第二新卒には、法令や公的統計上の定義は見当たりません(2026年7月20日時点の当編集部確認)。求人情報では「新卒で就職したあと、おおむね3年程度以内に離職して転職活動をしている若手」の意味で使われることが多い言葉ですが、対象範囲は企業・求人媒体によって異なります。応募できるかどうかは、各募集要項の応募資格欄で確認してください。

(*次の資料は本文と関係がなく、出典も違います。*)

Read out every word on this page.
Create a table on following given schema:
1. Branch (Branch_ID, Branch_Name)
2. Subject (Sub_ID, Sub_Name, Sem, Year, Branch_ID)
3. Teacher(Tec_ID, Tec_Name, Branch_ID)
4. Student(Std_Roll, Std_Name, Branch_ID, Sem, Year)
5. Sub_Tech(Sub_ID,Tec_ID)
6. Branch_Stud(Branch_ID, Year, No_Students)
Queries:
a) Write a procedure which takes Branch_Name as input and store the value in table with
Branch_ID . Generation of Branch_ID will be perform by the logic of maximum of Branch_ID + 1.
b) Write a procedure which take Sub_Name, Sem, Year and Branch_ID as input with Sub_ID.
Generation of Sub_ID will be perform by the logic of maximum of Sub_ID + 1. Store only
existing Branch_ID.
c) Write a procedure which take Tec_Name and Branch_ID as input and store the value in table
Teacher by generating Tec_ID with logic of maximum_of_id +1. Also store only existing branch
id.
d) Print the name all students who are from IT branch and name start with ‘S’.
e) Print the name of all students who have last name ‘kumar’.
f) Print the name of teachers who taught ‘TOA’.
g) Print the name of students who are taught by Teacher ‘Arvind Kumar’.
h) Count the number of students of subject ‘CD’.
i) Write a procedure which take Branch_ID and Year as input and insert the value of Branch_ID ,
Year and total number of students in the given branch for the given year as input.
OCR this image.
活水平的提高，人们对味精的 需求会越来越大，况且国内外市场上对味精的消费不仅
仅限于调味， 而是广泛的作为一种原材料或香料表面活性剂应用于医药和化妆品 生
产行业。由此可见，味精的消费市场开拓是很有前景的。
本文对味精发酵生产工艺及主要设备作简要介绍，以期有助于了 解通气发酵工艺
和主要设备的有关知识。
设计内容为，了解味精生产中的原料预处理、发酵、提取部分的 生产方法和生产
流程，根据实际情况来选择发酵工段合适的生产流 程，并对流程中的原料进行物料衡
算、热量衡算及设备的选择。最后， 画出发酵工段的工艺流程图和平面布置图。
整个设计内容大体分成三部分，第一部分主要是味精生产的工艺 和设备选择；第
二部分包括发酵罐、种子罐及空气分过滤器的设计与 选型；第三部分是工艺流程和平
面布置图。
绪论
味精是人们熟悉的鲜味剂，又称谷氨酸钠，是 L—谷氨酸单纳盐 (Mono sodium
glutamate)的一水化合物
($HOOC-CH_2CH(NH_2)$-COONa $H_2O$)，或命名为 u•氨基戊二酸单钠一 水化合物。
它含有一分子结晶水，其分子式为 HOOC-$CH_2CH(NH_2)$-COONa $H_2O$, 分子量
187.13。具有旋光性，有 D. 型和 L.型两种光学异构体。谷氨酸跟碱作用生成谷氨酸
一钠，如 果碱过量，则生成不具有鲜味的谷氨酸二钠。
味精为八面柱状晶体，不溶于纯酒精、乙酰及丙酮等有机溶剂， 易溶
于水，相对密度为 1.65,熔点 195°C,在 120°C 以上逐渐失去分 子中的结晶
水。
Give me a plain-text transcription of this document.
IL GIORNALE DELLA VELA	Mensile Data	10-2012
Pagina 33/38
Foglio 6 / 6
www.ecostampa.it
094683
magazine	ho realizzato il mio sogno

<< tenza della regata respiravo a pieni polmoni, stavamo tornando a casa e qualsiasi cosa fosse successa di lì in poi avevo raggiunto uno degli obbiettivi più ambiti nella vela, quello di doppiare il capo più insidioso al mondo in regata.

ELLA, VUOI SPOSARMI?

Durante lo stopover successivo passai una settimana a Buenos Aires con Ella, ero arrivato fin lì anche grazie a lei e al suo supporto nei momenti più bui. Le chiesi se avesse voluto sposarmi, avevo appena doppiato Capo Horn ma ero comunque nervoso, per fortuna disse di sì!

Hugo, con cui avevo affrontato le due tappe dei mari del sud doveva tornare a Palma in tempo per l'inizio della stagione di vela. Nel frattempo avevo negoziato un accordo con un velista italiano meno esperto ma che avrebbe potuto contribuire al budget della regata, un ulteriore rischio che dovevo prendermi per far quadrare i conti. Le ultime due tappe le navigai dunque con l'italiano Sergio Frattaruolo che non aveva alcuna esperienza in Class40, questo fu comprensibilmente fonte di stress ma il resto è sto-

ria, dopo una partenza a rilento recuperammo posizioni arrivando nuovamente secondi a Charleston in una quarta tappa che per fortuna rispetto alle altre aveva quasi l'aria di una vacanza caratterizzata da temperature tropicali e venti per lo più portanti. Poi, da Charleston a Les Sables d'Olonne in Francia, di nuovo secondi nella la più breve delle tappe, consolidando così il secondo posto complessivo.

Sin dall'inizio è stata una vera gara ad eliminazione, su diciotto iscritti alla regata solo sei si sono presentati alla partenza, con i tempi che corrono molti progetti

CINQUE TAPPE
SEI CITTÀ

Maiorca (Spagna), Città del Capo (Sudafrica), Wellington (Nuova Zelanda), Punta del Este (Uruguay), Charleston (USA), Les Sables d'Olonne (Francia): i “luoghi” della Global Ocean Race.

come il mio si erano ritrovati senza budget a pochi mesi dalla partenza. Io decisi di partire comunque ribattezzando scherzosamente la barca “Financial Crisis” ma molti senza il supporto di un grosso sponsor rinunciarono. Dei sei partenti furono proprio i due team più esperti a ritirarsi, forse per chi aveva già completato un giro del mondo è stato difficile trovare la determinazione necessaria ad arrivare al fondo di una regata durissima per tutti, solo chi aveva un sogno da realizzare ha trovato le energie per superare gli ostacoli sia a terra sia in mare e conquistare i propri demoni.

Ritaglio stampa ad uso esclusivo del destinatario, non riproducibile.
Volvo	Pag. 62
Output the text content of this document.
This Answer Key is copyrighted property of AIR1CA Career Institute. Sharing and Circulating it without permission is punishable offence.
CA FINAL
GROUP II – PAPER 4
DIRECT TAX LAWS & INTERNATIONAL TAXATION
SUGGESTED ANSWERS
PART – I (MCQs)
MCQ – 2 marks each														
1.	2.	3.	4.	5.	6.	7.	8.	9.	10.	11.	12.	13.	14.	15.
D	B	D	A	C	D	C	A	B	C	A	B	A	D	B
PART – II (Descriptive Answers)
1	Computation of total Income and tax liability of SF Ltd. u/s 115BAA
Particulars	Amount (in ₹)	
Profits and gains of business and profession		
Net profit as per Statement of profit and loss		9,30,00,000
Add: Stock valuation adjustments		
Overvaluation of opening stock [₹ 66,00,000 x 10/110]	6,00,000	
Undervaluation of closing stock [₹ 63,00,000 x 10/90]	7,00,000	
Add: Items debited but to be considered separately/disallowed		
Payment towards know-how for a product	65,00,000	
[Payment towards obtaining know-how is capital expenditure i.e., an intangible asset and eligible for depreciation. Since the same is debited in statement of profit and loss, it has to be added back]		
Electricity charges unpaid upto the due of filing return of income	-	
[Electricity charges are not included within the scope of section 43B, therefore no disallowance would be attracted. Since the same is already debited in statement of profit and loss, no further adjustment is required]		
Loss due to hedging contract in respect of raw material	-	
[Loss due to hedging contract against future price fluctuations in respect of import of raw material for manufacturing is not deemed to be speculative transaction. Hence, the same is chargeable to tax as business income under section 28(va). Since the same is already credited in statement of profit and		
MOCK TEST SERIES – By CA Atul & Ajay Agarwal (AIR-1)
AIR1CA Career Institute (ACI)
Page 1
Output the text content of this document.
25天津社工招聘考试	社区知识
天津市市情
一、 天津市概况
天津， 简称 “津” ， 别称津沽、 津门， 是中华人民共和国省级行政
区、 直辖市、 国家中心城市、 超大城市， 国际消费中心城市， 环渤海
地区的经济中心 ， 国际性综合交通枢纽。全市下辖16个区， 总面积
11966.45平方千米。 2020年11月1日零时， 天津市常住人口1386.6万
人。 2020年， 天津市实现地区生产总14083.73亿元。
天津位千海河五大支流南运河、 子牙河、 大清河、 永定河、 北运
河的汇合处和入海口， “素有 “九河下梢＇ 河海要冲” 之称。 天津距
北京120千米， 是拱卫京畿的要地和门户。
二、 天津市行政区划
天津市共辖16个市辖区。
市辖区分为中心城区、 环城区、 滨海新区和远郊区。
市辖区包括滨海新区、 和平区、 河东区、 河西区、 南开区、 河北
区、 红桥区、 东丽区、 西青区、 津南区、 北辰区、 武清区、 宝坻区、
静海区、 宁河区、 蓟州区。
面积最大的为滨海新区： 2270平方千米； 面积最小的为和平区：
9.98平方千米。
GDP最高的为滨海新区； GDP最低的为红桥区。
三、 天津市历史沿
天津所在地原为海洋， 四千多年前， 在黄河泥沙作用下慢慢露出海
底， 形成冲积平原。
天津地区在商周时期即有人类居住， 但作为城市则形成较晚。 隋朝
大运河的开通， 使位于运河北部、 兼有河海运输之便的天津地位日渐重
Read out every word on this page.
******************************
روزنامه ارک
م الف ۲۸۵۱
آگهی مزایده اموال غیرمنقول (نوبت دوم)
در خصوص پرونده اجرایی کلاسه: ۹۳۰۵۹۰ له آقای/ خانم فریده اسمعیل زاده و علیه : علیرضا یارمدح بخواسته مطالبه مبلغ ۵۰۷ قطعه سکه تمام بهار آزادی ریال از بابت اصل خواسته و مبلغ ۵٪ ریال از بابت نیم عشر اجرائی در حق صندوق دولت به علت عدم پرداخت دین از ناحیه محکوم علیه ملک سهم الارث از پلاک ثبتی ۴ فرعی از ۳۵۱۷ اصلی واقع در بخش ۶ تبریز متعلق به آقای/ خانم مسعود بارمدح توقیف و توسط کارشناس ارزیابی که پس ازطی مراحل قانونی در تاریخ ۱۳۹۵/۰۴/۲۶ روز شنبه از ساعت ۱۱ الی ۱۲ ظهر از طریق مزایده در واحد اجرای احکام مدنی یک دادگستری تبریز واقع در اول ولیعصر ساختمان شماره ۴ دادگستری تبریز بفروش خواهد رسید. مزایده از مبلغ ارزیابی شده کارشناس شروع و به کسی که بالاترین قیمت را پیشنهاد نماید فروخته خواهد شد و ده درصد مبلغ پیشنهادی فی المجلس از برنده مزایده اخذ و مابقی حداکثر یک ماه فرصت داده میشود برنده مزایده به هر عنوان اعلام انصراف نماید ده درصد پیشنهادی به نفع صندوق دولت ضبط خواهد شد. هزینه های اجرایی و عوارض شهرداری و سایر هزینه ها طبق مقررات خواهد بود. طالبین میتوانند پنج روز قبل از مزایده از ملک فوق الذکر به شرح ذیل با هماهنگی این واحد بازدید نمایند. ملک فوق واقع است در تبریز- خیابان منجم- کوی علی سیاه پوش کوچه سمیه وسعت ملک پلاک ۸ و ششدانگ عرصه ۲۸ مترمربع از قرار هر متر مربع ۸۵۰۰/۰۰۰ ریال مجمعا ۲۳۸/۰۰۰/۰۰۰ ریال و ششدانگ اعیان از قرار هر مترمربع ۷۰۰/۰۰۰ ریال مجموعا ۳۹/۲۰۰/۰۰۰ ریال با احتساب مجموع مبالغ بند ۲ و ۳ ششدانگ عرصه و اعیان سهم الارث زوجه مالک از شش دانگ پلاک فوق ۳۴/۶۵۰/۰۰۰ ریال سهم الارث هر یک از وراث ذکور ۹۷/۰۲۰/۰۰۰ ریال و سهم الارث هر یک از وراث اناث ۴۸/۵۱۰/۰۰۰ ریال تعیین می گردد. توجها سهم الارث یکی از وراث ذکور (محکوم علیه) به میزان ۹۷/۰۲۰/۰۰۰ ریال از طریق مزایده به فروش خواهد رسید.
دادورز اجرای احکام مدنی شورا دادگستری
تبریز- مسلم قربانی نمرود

Q4. フリーターをしていた期間があると「既卒」ではなくなりますか?
「既卒」「フリーター」はどちらも法令上の統一定義がある言葉ではなく、軸が異なります。総務省統計局の労働力調査では、フリーター(若年のパート・アルバイト及びその希望者)は働き方による統計上の分類で、卒業からの年数による分類ではありません。卒業後にアルバイトをしていた人が新卒枠・既卒向けの求人に応募できるかは、各企業の募集要項の条件次第です。
まとめ
- 「卒業後3年以内は新卒扱い」の根拠は、若者雇用促進法に基づく厚生労働省の指針。原文は「既卒者が卒業後少なくとも3年間は『新卒枠』に応募できるようにすることや、できる限り上限年齢を設けないように努めること」
- 指針は企業に努力を求めるもので、受け付けを義務付けるものではない。2020年8月の調査では約7割の事業所が既卒者の応募を受け付ける一方、約3割は応募不可
- 既卒・第二新卒に法令上の統一定義はなく、フリーターは統計上「働き方」による分類。言葉の一般論より、個々の募集要項の応募資格欄で判断する
出典(すべて2026年7月20日確認)
- 厚生労働省リーフレット「若者の募集・採用等に関する指針——ご対応いただきたい5つのポイントを紹介します」(LL040930開若01): 若者雇用促進法(青少年の雇用の促進等に関する法律)に基づく指針の正式名称、ポイント5「卒業後3年以内の者も『新卒枠』での応募受付ができるよう努めてください」(既卒者が卒業後少なくとも3年間は「新卒枠」に応募できるようにすることや、できる限り上限年齢を設けないように努めること/通年採用や秋季採用の導入等の柔軟な対応) — https://www.mhlw.go.jp/content/11600000/000534967.pdf
- 厚生労働省リーフレット「卒業後3年以内の既卒者は、『新卒枠』での応募受付を!」(LL021102開若01): 「既卒者が卒業後少なくとも3年間は応募できるように努めること」「できる限り上限年齢を設けないように努めること」、労働経済動向調査(2020年8月)の集計(応募受付状況: 採用に至った32%・採用に至らなかった38%・応募不可29%・不明1%/応募可能な経過期間: 上限はない43%・3年超4%・2年超〜3年以内29%・1年超〜2年以内8%・1年以内13%・不明1%) — https://www.mhlw.go.jp/content/11600000/000693889.pdf
- 総務省統計局 統計FAQ 16A-Q09「フリーターの人数」(最終更新: 令和6年10月21日): 「一般的に使用されているフリーターという用語には厳密な定義が存在していない」、労働力調査における「若年のパート・アルバイト及びその希望者」の定義(15〜34歳・男性は卒業者・女性は卒業者で未婚の者のうち3類型) — https://www.stat.go.jp/library/faq/faq16/faq16a09.html
※「第二新卒」の慣用的な意味の説明は、公的定義が存在しないため当編集部による用例の整理です。個々の求人での扱いは各募集要項をご確認ください。